Seth: The Reboot
Reboot

Some time last night, in between shots of Patrón and absinthe, I decided to reboot the internet. It was time to shut down, and restart. A reboot isn’t easy; had to hack the mainframe and close a lot of programs still resident in memory. Apologies to anyone in the middle of downloading pirated Harry Potter and the Deathly Hallows torrents, but it had to be done. You know how sometimes leaving an app open eventually eats all your memory and the system gets sluggish? Noticed the internet was using 99% of my resources last night and, well, I had to react. But first -

There’s a somewhat recent trend in the movie industry, also known as the reboot. In a period of economic uncertainty, whatever the fuck that means, the top studios rely on what’s comfortable and proven. Choosing to follow the standard movie making recipe in lieu of taking risks, Hollywood has taken a (hopefully) temporary break on creativity and artistic exploration. The year 2010 had pretty low box office results coming in around $10.5 billion in ticket sales, but with over 27 sequels or reboots in 2011 we can expect these numbers to get retardedly high. Why? Because you’re all fucking idiots. You’re also choosing to play it safe and see the movies you’re comfortable with. That’s what movies, music, and other entertainment is now. Everything’s been done before, and anything new is just a rebranding or reorganization of something that already was. But the movie studios already know this. Focus groups and receipt records have proven movies with familiarity (either with actors you know, or based on products you’ve purchased in the past) do very well financially with very little effort.

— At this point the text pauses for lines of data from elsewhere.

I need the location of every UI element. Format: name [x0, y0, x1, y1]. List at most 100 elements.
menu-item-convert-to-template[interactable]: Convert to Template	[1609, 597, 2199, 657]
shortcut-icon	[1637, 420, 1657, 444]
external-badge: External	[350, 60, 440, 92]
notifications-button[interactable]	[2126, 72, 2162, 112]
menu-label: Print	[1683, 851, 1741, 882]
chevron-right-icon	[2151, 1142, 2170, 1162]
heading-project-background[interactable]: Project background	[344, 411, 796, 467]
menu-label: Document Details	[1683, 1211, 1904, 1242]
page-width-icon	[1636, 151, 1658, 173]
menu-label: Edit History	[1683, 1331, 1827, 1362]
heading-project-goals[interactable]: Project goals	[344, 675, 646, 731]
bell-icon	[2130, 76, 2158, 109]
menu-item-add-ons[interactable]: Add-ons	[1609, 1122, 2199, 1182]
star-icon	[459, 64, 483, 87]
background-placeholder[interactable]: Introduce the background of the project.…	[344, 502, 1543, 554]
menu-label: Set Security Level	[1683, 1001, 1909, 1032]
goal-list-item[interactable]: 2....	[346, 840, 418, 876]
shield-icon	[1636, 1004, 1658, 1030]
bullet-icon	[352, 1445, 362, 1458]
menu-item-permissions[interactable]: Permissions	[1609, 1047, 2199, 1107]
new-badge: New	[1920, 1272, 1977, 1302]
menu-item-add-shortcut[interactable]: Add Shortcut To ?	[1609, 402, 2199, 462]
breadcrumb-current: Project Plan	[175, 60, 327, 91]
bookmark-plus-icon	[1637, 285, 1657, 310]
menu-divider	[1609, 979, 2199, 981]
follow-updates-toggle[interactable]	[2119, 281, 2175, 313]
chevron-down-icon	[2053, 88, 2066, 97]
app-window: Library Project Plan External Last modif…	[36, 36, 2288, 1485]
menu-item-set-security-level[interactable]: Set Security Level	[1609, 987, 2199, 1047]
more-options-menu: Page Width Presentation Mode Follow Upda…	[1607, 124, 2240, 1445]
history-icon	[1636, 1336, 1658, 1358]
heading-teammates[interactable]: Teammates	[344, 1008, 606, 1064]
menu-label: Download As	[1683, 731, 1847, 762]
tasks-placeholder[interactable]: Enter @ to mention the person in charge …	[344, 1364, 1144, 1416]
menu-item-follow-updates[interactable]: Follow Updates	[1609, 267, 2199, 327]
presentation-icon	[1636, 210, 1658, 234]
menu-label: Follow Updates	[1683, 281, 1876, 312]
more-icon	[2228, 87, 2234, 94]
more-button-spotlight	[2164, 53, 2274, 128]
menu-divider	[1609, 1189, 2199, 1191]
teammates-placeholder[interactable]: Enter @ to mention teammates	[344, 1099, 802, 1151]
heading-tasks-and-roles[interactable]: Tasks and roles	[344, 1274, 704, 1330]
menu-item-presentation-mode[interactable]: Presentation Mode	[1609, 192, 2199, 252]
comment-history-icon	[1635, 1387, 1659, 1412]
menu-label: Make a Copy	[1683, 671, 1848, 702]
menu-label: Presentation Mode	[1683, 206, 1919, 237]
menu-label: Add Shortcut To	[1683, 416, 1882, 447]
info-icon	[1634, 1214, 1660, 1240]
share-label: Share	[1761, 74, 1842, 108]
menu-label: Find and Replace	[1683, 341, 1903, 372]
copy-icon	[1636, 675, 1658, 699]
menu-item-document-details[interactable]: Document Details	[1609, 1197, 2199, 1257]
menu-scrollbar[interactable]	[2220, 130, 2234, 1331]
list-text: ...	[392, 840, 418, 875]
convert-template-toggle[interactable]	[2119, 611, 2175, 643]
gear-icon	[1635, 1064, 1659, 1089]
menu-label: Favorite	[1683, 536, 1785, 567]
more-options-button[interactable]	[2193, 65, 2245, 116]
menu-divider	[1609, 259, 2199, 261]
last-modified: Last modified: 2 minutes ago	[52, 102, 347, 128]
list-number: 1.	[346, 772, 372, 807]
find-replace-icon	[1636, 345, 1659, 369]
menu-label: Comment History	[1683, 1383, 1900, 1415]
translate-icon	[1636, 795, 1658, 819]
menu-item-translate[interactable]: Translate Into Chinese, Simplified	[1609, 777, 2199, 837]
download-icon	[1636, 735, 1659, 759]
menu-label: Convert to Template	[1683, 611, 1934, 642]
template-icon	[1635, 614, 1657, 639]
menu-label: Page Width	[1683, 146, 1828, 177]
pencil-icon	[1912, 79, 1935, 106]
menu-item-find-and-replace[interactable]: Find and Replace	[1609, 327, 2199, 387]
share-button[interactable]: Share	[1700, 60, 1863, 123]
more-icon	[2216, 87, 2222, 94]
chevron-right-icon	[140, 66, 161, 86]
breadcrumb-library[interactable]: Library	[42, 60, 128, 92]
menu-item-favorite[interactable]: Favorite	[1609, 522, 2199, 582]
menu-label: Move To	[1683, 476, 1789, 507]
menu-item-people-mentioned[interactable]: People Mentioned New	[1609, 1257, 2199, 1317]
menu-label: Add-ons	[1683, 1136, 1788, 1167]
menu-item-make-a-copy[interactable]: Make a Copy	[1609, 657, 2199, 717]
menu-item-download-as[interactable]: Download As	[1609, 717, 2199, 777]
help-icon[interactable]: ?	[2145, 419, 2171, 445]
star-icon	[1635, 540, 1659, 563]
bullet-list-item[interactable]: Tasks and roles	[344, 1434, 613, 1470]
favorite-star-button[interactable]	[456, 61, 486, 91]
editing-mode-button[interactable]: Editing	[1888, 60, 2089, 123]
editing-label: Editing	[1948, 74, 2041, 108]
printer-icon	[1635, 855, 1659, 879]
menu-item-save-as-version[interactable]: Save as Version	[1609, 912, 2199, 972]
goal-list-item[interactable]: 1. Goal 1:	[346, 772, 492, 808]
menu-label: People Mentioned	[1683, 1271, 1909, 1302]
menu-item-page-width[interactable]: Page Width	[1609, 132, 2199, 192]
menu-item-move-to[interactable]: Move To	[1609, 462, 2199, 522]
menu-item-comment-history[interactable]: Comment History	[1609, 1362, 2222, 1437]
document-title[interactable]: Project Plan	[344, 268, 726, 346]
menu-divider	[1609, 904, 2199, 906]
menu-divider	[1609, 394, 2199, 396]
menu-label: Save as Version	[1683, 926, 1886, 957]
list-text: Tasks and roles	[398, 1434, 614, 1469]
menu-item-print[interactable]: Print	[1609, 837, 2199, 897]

Which brings me back to the state of the internet. There’s so much potential being explored and explosive technological growth going on, but you fucking idiots are still sticking with the familiar and comfortable. Gonna throw some names out there. Facebook, Twitter, Steam. All outlets we can use to troll each other, or have a little drama in our lives. Gonna throw some other names out there. MySpace, IRC, Napster. Same shit different day. As the Cylons say, this has happened before and will happen again. We’ve hit a wall, 20 years in. And it’s nobody’s fault really. It’s part of our primal makeup. Due to the limitations of our user interface and sensory connectivity to the internet, we only have so many ideas and will only take so many risks before we rely on what’s safe.

So, please, keep this in the back of your mind for now: it’s all about to change. Starting today, there’s going to be some changes around here. At first, it will hardly be noticeable but a few months from now we’ll get to look back and say to ourselves, “Wow, did that really matter?” And we’ll be glad it didn’t.

It’s time to shut down, and restart.